Schneider relut l’audition de « Nina Hagen ».
Voilà ce que la fille leur avait dit de son ton morne, et sans se départir de son air buté et méfiant :
« … On est revenus dans la pièce où se trouvait Mayer. Jethro avait le revolver à la main. Je lui ai demandé de me le passer et il me l’a donné. Dans le barillet, il y avait des balles semblables à celles que vous me présentez ( .357 Magnum wad-cutter). Je ne sais pas pourquoi, mais Mayer avait l’air d’être mort, alors je lui ai tiré dessus en me mettant à l’autre extrémité de la pièce. Ça a fait beaucoup de bruit, mais pas trop.
« J’ai alors tiré encore deux balles, toujours parce que je pensais qu’il était mort et que ça faisait plus rien de toutes façons. Après, je me suis approchée de Mayer, je lui ai mis le canon du revolver dans la bouche et j’ai tiré les deux dernières balles coup sur coup. Je répète que j’ai tiré parce que je pensais que de toutes façons Mayer était mort. »
Elle n’avait pas employé les mêmes termes. En parlant de Mayer, elle avait employé à chaque fois les termes de tordu et de pédé (elle avait dit : « alors j’ai collé le canon du flingue dans la gueule à l’autre tordu », mais ils avaient rectifié d’instinct.)
Les trois flics qui fumaient avaient la gorge en carton, et Dumont avaient demandé à son chef de groupe qu’on l’autorisât à venir gratter avec, en dotation, un masque à gaz type manif’ mais pour une fois, ça n’avait fait rire personne.
Selon leurs propres déclarations, Jethro avait supprimé Mayer parce que Ramsès le lui avait dit, et pour payer la réparation de sa moto, vu qu’il y en avait quand même pour un sacré paquet de pognon, et Nina parce qu’elle en avait plus que marre de ce pédé à la gomme, mais elle avait rien fait, en définitive, sauf lui cogner un peu dessus, mais c’était Jethro qui avait fait le gros du travail, par exemple lui casser les bras sur le bord du bureau.

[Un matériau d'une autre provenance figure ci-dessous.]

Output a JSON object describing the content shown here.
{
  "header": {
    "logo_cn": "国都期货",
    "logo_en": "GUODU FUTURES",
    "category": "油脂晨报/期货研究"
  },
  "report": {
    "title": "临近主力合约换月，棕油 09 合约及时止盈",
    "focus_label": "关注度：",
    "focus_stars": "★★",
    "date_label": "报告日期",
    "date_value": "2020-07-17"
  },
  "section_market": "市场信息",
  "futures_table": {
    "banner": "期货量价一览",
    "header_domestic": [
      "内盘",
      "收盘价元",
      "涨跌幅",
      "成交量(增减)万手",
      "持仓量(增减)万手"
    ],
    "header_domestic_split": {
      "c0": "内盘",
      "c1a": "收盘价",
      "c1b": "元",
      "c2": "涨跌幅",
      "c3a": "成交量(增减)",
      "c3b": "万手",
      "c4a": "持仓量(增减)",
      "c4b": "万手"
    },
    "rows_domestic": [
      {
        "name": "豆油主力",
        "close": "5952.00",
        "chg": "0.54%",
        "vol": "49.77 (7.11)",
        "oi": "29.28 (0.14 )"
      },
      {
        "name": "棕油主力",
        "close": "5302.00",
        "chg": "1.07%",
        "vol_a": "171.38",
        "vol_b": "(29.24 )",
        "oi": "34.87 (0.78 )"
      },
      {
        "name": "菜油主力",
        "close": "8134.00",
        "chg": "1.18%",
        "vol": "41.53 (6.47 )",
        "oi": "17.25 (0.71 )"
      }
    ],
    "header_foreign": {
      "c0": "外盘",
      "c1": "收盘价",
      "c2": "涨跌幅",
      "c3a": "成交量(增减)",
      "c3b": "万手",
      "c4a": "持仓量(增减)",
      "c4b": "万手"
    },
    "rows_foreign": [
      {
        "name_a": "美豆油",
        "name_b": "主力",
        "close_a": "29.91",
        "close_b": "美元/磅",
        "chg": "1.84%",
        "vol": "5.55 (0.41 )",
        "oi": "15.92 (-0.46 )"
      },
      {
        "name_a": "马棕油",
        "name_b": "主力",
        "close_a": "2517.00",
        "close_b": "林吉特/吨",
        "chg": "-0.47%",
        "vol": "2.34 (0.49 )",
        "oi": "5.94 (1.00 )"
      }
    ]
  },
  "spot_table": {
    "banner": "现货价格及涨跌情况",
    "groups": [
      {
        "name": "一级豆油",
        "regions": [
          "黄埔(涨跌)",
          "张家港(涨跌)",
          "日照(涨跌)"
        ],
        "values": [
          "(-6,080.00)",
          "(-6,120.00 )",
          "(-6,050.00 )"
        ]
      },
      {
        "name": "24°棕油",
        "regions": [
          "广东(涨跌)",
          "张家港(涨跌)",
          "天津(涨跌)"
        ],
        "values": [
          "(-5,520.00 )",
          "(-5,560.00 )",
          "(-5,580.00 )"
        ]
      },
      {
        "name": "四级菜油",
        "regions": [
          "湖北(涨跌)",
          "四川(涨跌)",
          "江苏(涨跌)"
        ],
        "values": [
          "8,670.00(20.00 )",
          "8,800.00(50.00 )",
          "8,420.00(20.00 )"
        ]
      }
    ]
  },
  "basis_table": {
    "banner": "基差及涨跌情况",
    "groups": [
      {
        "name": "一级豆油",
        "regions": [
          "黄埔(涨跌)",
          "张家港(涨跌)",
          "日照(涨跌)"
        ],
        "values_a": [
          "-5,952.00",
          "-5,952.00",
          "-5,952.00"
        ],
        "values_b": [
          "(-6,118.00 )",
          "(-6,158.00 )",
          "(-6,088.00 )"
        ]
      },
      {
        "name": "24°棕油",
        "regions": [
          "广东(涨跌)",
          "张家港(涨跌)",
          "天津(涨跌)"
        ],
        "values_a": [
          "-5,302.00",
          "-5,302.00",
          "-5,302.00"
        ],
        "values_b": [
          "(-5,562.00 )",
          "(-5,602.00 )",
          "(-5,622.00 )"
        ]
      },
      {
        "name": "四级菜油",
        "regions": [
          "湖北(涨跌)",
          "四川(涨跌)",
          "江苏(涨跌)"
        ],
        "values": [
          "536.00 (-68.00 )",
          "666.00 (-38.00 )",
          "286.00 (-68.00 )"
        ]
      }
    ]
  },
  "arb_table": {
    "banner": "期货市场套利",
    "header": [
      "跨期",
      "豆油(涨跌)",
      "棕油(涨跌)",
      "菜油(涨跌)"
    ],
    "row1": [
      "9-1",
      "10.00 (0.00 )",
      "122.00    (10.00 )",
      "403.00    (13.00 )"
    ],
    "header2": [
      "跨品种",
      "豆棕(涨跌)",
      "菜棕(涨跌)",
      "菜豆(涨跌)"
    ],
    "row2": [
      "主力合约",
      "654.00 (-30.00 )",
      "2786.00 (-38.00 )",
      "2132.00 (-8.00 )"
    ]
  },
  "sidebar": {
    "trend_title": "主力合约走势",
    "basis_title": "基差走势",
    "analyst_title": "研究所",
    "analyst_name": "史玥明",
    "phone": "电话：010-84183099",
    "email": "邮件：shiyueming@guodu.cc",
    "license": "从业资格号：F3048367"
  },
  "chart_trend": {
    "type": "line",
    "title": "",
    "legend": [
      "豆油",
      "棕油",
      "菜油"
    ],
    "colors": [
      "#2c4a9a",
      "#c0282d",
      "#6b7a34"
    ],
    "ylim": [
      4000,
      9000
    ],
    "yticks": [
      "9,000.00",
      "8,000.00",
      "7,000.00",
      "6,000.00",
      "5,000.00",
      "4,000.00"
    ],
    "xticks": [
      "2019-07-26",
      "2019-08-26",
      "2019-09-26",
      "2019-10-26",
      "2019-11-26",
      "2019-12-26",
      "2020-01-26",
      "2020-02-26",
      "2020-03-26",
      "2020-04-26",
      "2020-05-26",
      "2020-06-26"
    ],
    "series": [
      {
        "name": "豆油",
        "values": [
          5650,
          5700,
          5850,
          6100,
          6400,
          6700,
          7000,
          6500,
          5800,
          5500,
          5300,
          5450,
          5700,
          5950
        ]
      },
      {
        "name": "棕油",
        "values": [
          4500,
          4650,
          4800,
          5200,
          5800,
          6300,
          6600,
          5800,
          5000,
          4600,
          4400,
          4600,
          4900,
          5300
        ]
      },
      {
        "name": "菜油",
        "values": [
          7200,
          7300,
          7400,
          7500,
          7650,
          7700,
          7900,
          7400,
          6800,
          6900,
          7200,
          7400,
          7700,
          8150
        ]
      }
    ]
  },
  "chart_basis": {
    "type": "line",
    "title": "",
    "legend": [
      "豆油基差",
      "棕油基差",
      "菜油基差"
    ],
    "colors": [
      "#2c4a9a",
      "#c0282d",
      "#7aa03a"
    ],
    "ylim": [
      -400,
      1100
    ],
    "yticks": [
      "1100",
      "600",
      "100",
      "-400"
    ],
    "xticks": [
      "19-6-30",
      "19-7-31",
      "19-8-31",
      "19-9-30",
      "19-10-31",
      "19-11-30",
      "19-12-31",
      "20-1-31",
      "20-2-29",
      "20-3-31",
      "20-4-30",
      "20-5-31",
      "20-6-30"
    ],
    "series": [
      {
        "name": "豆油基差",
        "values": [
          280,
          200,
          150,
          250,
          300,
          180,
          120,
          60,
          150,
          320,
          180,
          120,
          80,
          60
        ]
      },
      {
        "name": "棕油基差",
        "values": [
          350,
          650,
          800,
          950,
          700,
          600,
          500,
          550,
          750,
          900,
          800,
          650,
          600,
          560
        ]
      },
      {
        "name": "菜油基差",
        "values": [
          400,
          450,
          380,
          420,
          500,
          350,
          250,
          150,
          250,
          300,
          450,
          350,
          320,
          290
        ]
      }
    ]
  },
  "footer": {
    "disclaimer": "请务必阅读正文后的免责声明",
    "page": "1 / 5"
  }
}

Les flics s’activaient à tout mettre en liasses en vitesse, à agrafer les procès-verbaux de constatations, les différentes auditions aussi bien celles des témoins que celles des deux auteurs des faits, qu’ils devaient présenter au Parquet le soir-même. Ils s’activaient à rassembler les scellés et à les fourrer dans deux cartons. Ils faisaient machinalement ce qu’ils devaient faire à la fin de chaque procédure criminelle, sauf qu’ils n’avaient jamais eu à benner quatre cents briques et des carabines automatiques, sans compter une Mercedes et une BMW dans la même affaire, plus un Police Python six pouces, un revolver à canon court et un Lüger Parabellum.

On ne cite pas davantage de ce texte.